15. The system of claim 13, wherein the at least one memory includes further instructions that, when executed by the at least one processor, further cause the system to:

determine, using a trained model, that the second tokens correspond to the first content category, wherein the trained model is configured to determine whether inputted tokens correspond to one or more of a set of moderated content categories; and

based on the trained model processing of the second tokens, determine a number of tokens to be subsequently processed by the trained model.

16. The system of claim 13, wherein the at least one memory includes further instructions that, when executed by the at least one processor, further cause the system to:

process, using the first generative model for a first generation step to generate the first tokens; and

based on determining that the first tokens correspond to a non-moderated content category, process, using the first generative model for a plurality of generation steps to generate the second tokens.

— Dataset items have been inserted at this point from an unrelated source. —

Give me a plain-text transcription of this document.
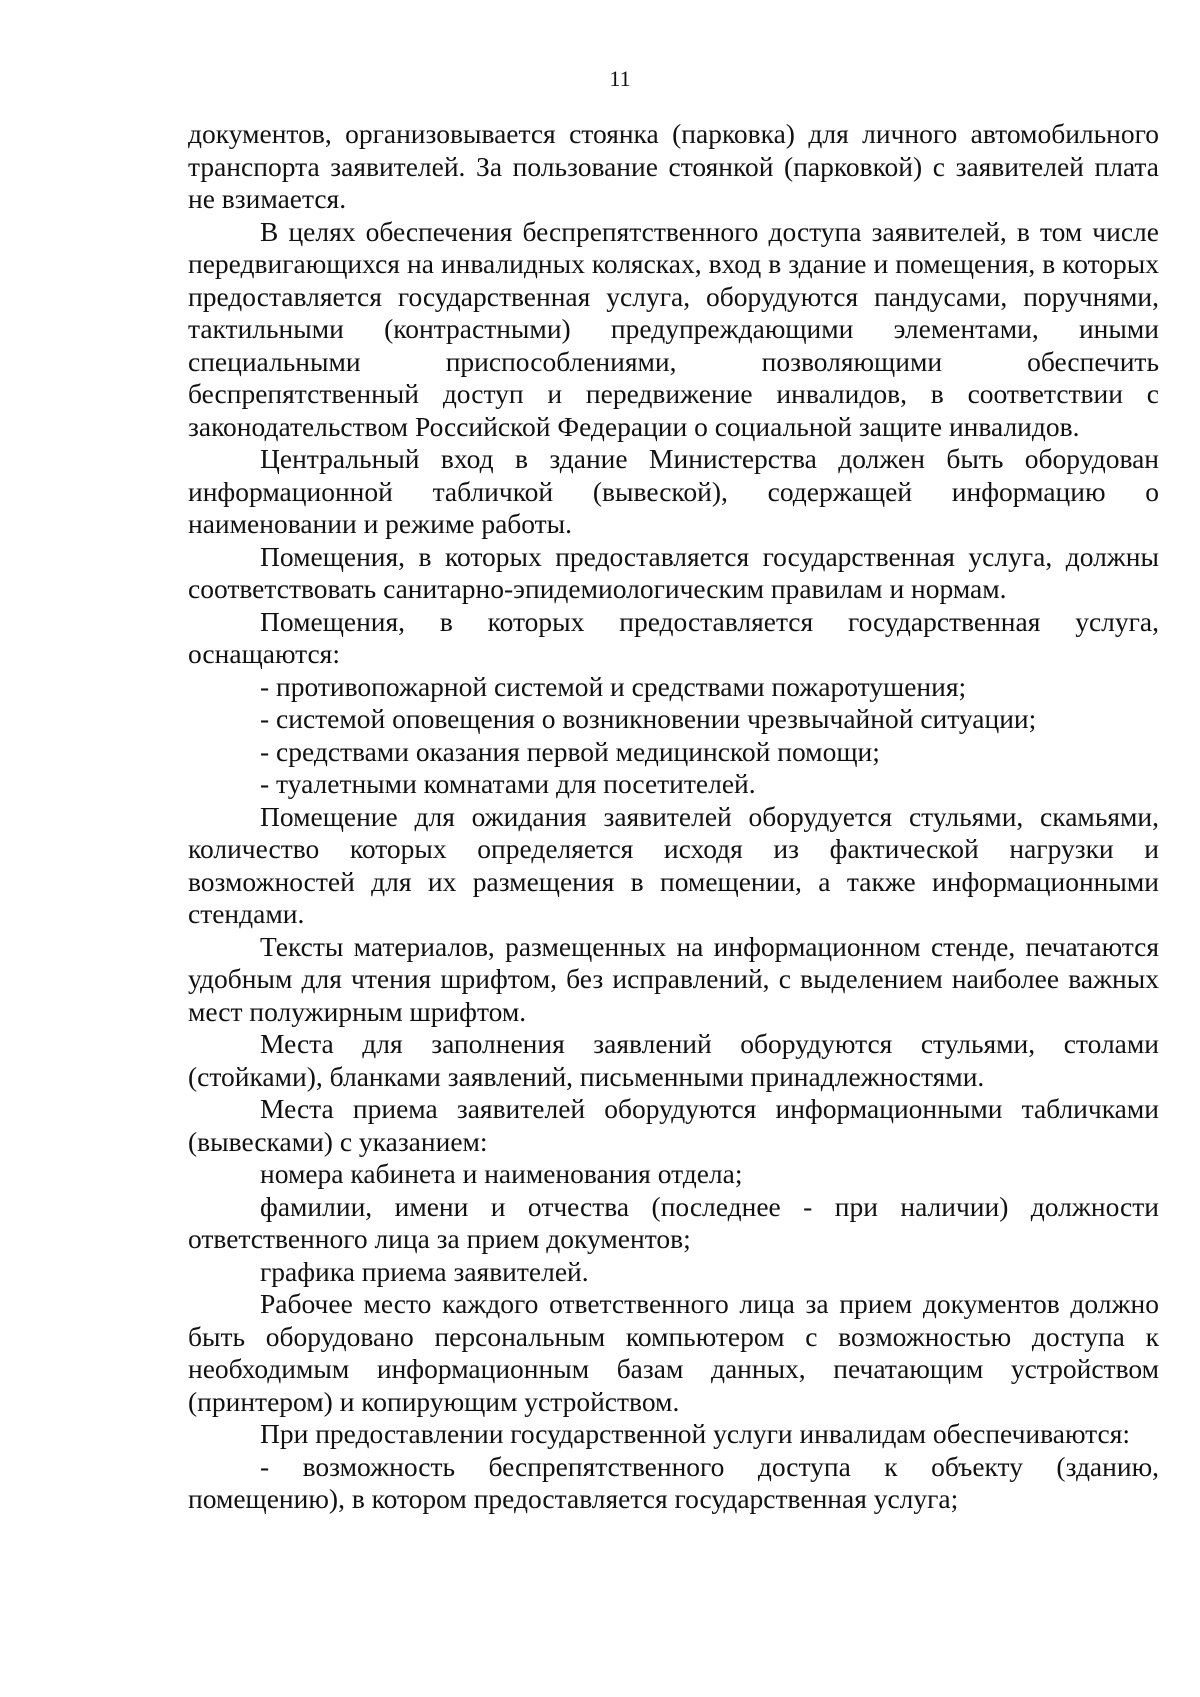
11

документов, организовывается стоянка (парковка) для личного автомобильного транспорта заявителей. За пользование стоянкой (парковкой) с заявителей плата не взимается.

В целях обеспечения беспрепятственного доступа заявителей, в том числе передвигающихся на инвалидных колясках, вход в здание и помещения, в которых предоставляется государственная услуга, оборудуются пандусами, поручнями, тактильными (контрастными) предупреждающими элементами, иными специальными приспособлениями, позволяющими обеспечить беспрепятственный доступ и передвижение инвалидов, в соответствии с законодательством Российской Федерации о социальной защите инвалидов.

Центральный вход в здание Министерства должен быть оборудован информационной табличкой (вывеской), содержащей информацию о наименовании и режиме работы.

Помещения, в которых предоставляется государственная услуга, должны соответствовать санитарно-эпидемиологическим правилам и нормам.

Помещения, в которых предоставляется государственная услуга, оснащаются:

- противопожарной системой и средствами пожаротушения;

- системой оповещения о возникновении чрезвычайной ситуации;

- средствами оказания первой медицинской помощи;

- туалетными комнатами для посетителей.

Помещение для ожидания заявителей оборудуется стульями, скамьями, количество которых определяется исходя из фактической нагрузки и возможностей для их размещения в помещении, а также информационными стендами.

Тексты материалов, размещенных на информационном стенде, печатаются удобным для чтения шрифтом, без исправлений, с выделением наиболее важных мест полужирным шрифтом.

Места для заполнения заявлений оборудуются стульями, столами (стойками), бланками заявлений, письменными принадлежностями.

Места приема заявителей оборудуются информационными табличками (вывесками) с указанием:

номера кабинета и наименования отдела;

фамилии, имени и отчества (последнее - при наличии) должности ответственного лица за прием документов;

графика приема заявителей.

Рабочее место каждого ответственного лица за прием документов должно быть оборудовано персональным компьютером с возможностью доступа к необходимым информационным базам данных, печатающим устройством (принтером) и копирующим устройством.

При предоставлении государственной услуги инвалидам обеспечиваются:

- возможность беспрепятственного доступа к объекту (зданию, помещению), в котором предоставляется государственная услуга;
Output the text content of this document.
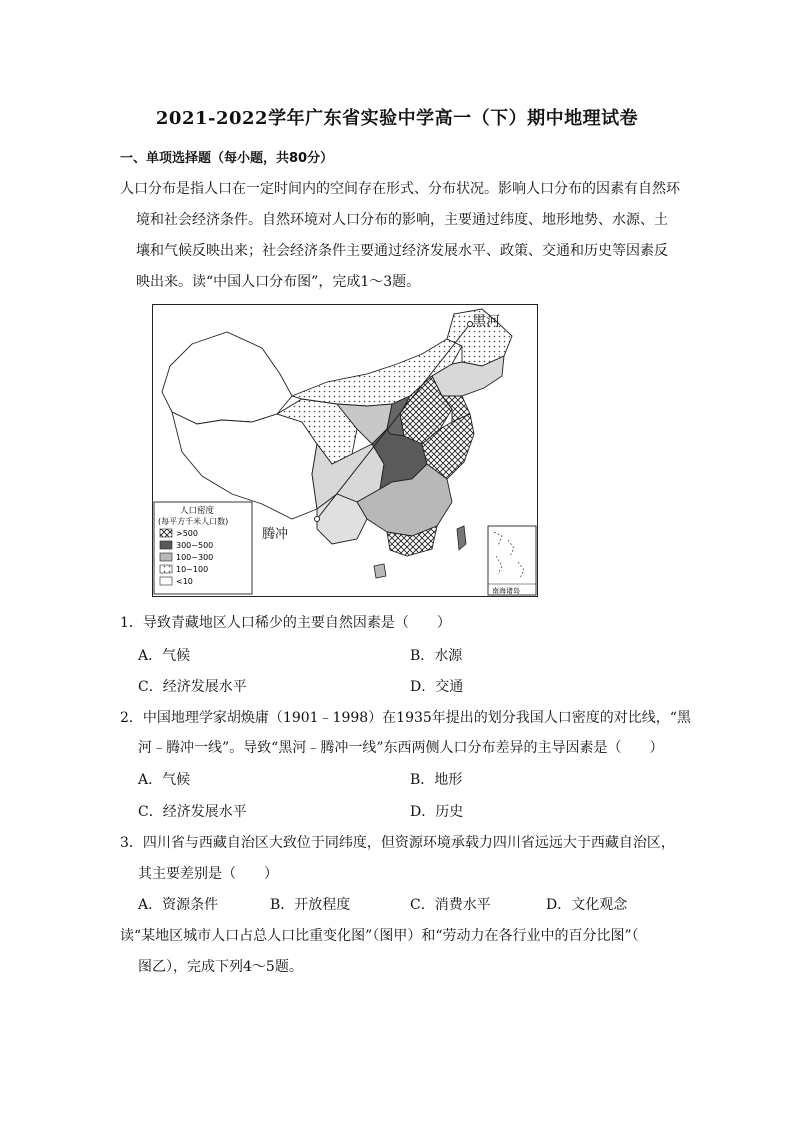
2021-2022学年广东省实验中学高一（下）期中地理试卷
一、单项选择题（每小题，共80分）
人口分布是指人口在一定时间内的空间存在形式、分布状况。影响人口分布的因素有自然环
境和社会经济条件。自然环境对人口分布的影响，主要通过纬度、地形地势、水源、土
壤和气候反映出来；社会经济条件主要通过经济发展水平、政策、交通和历史等因素反
映出来。读“中国人口分布图”，完成1～3题。
黑河
腾冲
人口密度
(每平方千米人口数)
>500
300~500
100~300
10~100
<10
南海诸岛
1．导致青藏地区人口稀少的主要自然因素是（　　）
A．气候	B．水源
C．经济发展水平	D．交通
2．中国地理学家胡焕庸（1901﹣1998）在1935年提出的划分我国人口密度的对比线，“黑
河﹣腾冲一线”。导致“黑河﹣腾冲一线”东西两侧人口分布差异的主导因素是（　　）
A．气候	B．地形
C．经济发展水平	D．历史
3．四川省与西藏自治区大致位于同纬度，但资源环境承载力四川省远远大于西藏自治区，
其主要差别是（　　）
A．资源条件	B．开放程度	C．消费水平	D．文化观念
读“某地区城市人口占总人口比重变化图”（图甲）和“劳动力在各行业中的百分比图”（
图乙），完成下列4～5题。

17. The system of claim 13, wherein the at least one memory includes further instructions that, when executed by the at least one processor, further cause the system to:

determine a first prompt including a first request to determine whether the first tokens correspond to one or more of a set of moderated content categories,

determine, using a second generative model and the first prompt, that the first tokens correspond to the first content category; and

store embedding data corresponding to the second generative model processing of the first prompt.

18. The system of claim 17, wherein the at least one memory includes further instructions that, when executed by the at least one processor, further cause the system to:

determine a second prompt including a second request to determine whether the second tokens correspond to one of the set of moderated content categories; and

process, using the second generative model, the embedding data and a portion of the second prompt to determine that the second tokens correspond to the first content category.

19. The system of claim 13, wherein the at least one memory includes further instructions that, when executed by the at least one processor, further cause the system to:

process, using first generative model, to generate third tokens corresponding to the first response including the first tokens and second tokens;

determine that the third tokens correspond to a second content category; and

in response to determining that the third tokens correspond to the second content category, process the user input data using the first generative model to generate fourth tokens corresponding to a second response.

20. The system of claim 13, wherein the at least one memory includes further instructions that, when executed by the at least one processor, further cause the system to:

process, using first generative model, to generate third tokens corresponding to a first response including the first tokens and second tokens;

determine that the third tokens correspond to a second content category;

determine instructions to generate an output corresponding to a third content category instead of the second content category; and

process, using the first generative model, the user input data and the instructions to generate a second response to the user input data.